Now, the SRKW are remarkably intelligent animals. I believe they are aware of their plight, to some degree, and that they are intelligent enough to try to address it in some ways. Changing their diet is an obvious one; if they didn't insist on eating Chinook salmon nearly to the exclusion of anything else, they could do just fine. And we know they do eat other kinds of fish, although not nearly so regularly. In the past week or so I have seen some reports about some members of Kpod harassing a porpoise, and there have been past reports suggesting that some of the SRKWs may occasionally indulge in some marine mammal hunting, if not eating. There are other food sources available, should the whales choose to use them. But, intelligence and wisdom aren't the same thing. There are plenty of examples in human culture of groups of people doing things that are maladaptive, because that's the tradition. And maybe the whales are bound up in the same kind of thinking.  There is no way to know, we can only observe and see what they do with the situation as it develops.

But every day I spend with my beloved SRKW, in the back of my mind I know that I may outlive them, that there is a very real possibility they will be nothing but stories to my grandchildren, should I be lucky enough to have any.

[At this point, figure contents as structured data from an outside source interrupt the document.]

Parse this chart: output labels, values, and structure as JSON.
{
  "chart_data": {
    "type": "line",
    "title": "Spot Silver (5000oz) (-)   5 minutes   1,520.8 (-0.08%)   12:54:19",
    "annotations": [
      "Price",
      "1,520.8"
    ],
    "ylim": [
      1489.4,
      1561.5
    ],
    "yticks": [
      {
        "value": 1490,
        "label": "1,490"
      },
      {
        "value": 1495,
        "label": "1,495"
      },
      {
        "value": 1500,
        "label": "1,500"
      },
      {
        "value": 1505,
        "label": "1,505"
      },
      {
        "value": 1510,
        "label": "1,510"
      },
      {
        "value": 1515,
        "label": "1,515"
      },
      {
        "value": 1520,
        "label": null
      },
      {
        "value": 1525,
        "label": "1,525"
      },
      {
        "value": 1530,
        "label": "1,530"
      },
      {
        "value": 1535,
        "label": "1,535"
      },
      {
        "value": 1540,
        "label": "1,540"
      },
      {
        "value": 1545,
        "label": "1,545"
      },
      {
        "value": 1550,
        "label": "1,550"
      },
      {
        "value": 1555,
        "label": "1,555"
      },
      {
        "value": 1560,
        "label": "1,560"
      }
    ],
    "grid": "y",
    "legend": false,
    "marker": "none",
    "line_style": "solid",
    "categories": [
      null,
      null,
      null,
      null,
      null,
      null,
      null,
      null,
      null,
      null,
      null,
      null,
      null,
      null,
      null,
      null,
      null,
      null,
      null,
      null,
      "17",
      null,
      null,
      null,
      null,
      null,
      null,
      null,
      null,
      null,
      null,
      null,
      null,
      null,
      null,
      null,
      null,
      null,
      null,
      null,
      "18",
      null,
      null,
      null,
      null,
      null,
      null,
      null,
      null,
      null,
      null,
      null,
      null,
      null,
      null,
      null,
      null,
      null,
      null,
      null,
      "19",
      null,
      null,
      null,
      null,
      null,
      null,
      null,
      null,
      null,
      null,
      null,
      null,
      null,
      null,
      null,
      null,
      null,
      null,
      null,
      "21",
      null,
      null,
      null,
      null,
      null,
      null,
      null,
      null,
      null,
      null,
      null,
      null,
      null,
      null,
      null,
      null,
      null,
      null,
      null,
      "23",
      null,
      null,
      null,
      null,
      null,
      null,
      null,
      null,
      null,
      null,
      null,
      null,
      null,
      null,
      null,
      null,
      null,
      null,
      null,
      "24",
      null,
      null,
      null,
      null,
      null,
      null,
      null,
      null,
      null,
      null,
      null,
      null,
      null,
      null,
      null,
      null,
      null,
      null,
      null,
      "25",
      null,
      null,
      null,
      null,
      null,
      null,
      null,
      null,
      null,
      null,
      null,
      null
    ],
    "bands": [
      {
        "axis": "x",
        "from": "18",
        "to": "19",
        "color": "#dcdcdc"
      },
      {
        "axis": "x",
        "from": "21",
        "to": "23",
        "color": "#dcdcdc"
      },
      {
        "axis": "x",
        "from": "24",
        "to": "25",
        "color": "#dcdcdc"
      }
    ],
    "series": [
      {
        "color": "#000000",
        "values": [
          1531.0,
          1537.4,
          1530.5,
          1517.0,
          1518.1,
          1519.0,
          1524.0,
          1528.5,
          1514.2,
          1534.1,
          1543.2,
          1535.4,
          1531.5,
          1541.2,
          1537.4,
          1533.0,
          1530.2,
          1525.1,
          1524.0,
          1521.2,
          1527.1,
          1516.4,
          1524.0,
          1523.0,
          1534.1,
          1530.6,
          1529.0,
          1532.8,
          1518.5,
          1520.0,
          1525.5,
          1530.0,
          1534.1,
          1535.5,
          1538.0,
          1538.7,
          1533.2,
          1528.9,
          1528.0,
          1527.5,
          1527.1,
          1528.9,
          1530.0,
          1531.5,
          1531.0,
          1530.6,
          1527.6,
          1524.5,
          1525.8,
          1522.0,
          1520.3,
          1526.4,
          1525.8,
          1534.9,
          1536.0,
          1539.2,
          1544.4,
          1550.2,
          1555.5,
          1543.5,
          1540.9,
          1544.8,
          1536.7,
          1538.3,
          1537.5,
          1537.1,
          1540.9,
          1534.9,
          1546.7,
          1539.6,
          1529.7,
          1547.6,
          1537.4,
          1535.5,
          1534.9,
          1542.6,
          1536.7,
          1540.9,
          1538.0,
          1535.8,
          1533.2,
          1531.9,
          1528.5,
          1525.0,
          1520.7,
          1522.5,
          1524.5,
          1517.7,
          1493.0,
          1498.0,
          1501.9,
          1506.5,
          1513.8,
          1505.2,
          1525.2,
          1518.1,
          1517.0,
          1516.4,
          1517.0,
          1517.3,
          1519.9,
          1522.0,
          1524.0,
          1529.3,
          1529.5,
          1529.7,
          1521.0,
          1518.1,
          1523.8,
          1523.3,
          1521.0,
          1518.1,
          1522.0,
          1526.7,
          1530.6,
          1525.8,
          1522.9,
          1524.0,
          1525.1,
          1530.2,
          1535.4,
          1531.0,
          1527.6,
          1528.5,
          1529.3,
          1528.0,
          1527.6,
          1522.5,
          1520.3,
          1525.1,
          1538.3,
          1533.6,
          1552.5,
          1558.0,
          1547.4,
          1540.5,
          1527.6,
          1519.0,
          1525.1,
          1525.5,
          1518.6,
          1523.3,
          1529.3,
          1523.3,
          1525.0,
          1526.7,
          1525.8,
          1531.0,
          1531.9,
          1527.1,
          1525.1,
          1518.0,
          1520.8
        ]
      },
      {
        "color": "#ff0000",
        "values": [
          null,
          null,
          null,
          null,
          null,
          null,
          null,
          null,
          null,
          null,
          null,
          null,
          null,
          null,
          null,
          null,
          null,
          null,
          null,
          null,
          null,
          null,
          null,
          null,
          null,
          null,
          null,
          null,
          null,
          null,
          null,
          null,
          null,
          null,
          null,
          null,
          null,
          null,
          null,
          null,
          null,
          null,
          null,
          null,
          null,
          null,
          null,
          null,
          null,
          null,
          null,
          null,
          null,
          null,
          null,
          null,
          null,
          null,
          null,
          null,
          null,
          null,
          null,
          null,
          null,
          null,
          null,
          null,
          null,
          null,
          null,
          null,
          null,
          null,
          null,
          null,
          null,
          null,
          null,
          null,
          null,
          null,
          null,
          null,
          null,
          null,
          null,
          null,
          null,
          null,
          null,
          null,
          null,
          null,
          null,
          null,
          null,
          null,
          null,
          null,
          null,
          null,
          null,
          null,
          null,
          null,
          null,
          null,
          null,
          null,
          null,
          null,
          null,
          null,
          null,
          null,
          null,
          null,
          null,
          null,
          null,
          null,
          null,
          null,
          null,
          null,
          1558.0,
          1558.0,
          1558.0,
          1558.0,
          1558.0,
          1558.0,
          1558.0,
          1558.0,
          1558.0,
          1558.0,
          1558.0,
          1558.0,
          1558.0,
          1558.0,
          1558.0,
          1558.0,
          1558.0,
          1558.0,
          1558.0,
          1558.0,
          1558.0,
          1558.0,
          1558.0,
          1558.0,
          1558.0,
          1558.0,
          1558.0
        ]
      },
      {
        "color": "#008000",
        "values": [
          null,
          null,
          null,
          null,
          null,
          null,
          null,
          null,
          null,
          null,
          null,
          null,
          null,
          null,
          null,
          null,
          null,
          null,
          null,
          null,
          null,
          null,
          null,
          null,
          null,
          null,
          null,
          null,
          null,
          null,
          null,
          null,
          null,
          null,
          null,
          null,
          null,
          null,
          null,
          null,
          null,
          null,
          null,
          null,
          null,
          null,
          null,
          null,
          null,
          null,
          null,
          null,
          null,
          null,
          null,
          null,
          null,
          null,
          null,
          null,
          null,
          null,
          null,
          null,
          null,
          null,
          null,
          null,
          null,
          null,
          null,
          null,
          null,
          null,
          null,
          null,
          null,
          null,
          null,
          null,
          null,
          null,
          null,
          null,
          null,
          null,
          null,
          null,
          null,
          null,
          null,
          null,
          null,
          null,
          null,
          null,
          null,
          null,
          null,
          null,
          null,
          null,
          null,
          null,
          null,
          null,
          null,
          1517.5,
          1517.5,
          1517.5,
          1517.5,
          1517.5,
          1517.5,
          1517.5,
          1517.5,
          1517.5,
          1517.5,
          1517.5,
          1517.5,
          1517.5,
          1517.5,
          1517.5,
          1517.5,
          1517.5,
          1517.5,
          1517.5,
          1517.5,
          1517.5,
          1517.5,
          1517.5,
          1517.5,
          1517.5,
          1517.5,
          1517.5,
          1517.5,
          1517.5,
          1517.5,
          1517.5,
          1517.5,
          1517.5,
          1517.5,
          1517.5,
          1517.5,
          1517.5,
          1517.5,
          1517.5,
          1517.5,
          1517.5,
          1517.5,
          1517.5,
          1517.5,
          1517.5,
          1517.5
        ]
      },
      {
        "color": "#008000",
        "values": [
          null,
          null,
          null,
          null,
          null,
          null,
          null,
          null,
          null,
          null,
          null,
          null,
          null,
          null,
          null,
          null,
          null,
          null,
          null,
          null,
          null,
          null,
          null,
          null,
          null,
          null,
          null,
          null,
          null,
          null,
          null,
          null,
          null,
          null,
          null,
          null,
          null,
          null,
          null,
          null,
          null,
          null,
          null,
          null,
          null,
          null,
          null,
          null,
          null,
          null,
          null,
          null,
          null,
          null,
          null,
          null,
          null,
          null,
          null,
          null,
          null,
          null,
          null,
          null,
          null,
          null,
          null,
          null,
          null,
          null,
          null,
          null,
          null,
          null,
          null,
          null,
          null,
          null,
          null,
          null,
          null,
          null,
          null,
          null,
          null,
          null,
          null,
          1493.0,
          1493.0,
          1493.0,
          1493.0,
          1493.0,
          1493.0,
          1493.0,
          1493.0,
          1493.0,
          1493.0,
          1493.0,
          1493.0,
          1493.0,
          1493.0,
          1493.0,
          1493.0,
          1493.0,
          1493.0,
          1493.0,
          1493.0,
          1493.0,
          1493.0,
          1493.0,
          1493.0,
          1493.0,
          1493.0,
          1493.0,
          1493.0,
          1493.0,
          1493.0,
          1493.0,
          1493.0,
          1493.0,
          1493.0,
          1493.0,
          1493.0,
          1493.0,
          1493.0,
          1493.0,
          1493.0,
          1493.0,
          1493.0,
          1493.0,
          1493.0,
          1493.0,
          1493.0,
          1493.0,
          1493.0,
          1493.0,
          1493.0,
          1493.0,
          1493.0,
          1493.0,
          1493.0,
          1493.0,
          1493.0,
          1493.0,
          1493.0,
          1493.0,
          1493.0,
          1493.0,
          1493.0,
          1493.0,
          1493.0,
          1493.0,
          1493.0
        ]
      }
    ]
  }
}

Perhaps one day I will hold one of my daughter's daughters on my knee and tell her about the day J42 Echo waved at the boat, the day L77 Matia brought her tiny baby L119 Joy right up to the bow, and Joy did a headstand and flipped her flukes at the adoring passengers. I will try to explain what it was like to see all of Jpod surfacing together in Rosario Strait against the backdrop of snow-covered Mount Baker in mirror-smooth waters. I will try to describe how thrilled I always feel when I first spot the tall fins from a distance.  As I write this, I hope and even pray with every fiber of my being that those stories will just be the precursor to taking my grandchildren out to meet the grandchildren of Echo, Joy and the others. 

What do you do with your heart when you learn a loved one has been diagnosed with a potentially terminal illness?  How do you guard your emotions when you are newly pregnant for the second, third or sixth time but you have no living children yet to show for it? How do you care for a species that so captivates your heart, soul and imagination when there are only 81 left and their food source is dwindling?  Not questions anyone wants to answer, but questions we are faced with.  Maybe it is easier to disengage, close the emotional connection, and lessen the potential pain.

My choice is to love them as much as I can for as long as I can, while they are still alive.